When I gave an investment talk in New York City this summer at Seeking Alpha’s Investing Summit, I shared simple tactics with participants to make more money and invest more efficiently. One statistic I quoted was that only around 7% of savers were getting within 100 bps of the wholesale Fed Funds rate on their savings, while over half were getting zero. For most people, the quickest way to fix this is to open an account with Vanguard and deposit money– their default money market fund that you’re automatically invested in is virtually unmatched for how much interest is passed through to you. The difference adds up to thousands of dollars per year for many savers with no additional risk.

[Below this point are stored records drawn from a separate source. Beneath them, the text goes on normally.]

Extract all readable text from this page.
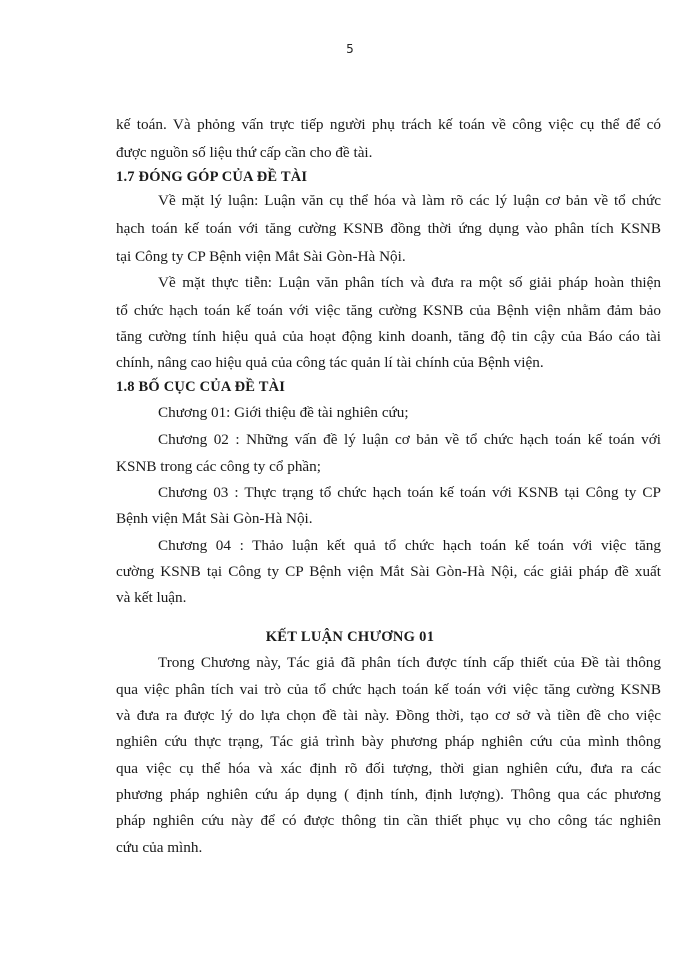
5
kế toán. Và phỏng vấn trực tiếp người phụ trách kế toán về công việc cụ thể để có
được nguồn số liệu thứ cấp cần cho đề tài.
1.7 ĐÓNG GÓP CỦA ĐỀ TÀI
Về mặt lý luận: Luận văn cụ thể hóa và làm rõ các lý luận cơ bản về tổ chức
hạch toán kế toán với tăng cường KSNB đồng thời ứng dụng vào phân tích KSNB
tại Công ty CP Bệnh viện Mắt Sài Gòn-Hà Nội.
Về mặt thực tiễn: Luận văn phân tích và đưa ra một số giải pháp hoàn thiện
tổ chức hạch toán kế toán với việc tăng cường KSNB của Bệnh viện nhằm đảm bảo
tăng cường tính hiệu quả của hoạt động kinh doanh, tăng độ tin cậy của Báo cáo tài
chính, nâng cao hiệu quả của công tác quản lí tài chính của Bệnh viện.
1.8 BỐ CỤC CỦA ĐỀ TÀI
Chương 01: Giới thiệu đề tài nghiên cứu;
Chương 02 : Những vấn đề lý luận cơ bản về tổ chức hạch toán kế toán với
KSNB trong các công ty cổ phần;
Chương 03 : Thực trạng tổ chức hạch toán kế toán với KSNB tại Công ty CP
Bệnh viện Mắt Sài Gòn-Hà Nội.
Chương 04 : Thảo luận kết quả tổ chức hạch toán kế toán với việc tăng
cường KSNB tại Công ty CP Bệnh viện Mắt Sài Gòn-Hà Nội, các giải pháp đề xuất
và kết luận.
KẾT LUẬN CHƯƠNG 01
Trong Chương này, Tác giả đã phân tích được tính cấp thiết của Đề tài thông
qua việc phân tích vai trò của tổ chức hạch toán kế toán với việc tăng cường KSNB
và đưa ra được lý do lựa chọn đề tài này. Đồng thời, tạo cơ sở và tiền đề cho việc
nghiên cứu thực trạng, Tác giả trình bày phương pháp nghiên cứu của mình thông
qua việc cụ thể hóa và xác định rõ đối tượng, thời gian nghiên cứu, đưa ra các
phương pháp nghiên cứu áp dụng ( định tính, định lượng). Thông qua các phương
pháp nghiên cứu này để có được thông tin cần thiết phục vụ cho công tác nghiên
cứu của mình.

On the other side of the spectrum, there are forums on websites like Vanguard forum Bogleheads where a lot of people in their 30s and 40s who are retired early from tech tend to congregate. Users on Bogleheads built a spreadsheet that not only optimizes the amount of interest you can earn, but it automatically pulls real-time data and optimizes for what earns you the highest amount of after-tax interest after federal and state income taxes. And this spreadsheet is free, created by Bogleheads user “retiringwhen”. I love it!
Here I’ll share a link to the Bogleheads spreadsheet for Vanguard and Fidelity. It’s in Google Sheets, it won’t function properly in Excel due to the need to pull real-time data, but Google Sheets works just as well. The full discussion on the spreadsheets is here, and if you go to the most recent part of the thread you’ll be able to find future updates. They also have another spreadsheet that covers the entire universe of money market funds and ETFs.
There are instructions on how to use it on the first page, but I’ll reiterate.
The master spreadsheet is read-only, you need to make a copy of the spreadsheet so you can use the data yourself.
Then, go to the My Summary page and enter your state of residence and tax rates.
Go to the VG Charts page to see the backtest.
Example #1– Top Tax Bracket In Texas
The first example I’ll give is for high earners making $1 million-plus in Texas or Florida. Because the top income tax rate on interest is currently 40.8% (37% income tax plus 3.8% medicare surtax), there is a benefit to using municipal money market funds like VMSXX, which Vanguard offers.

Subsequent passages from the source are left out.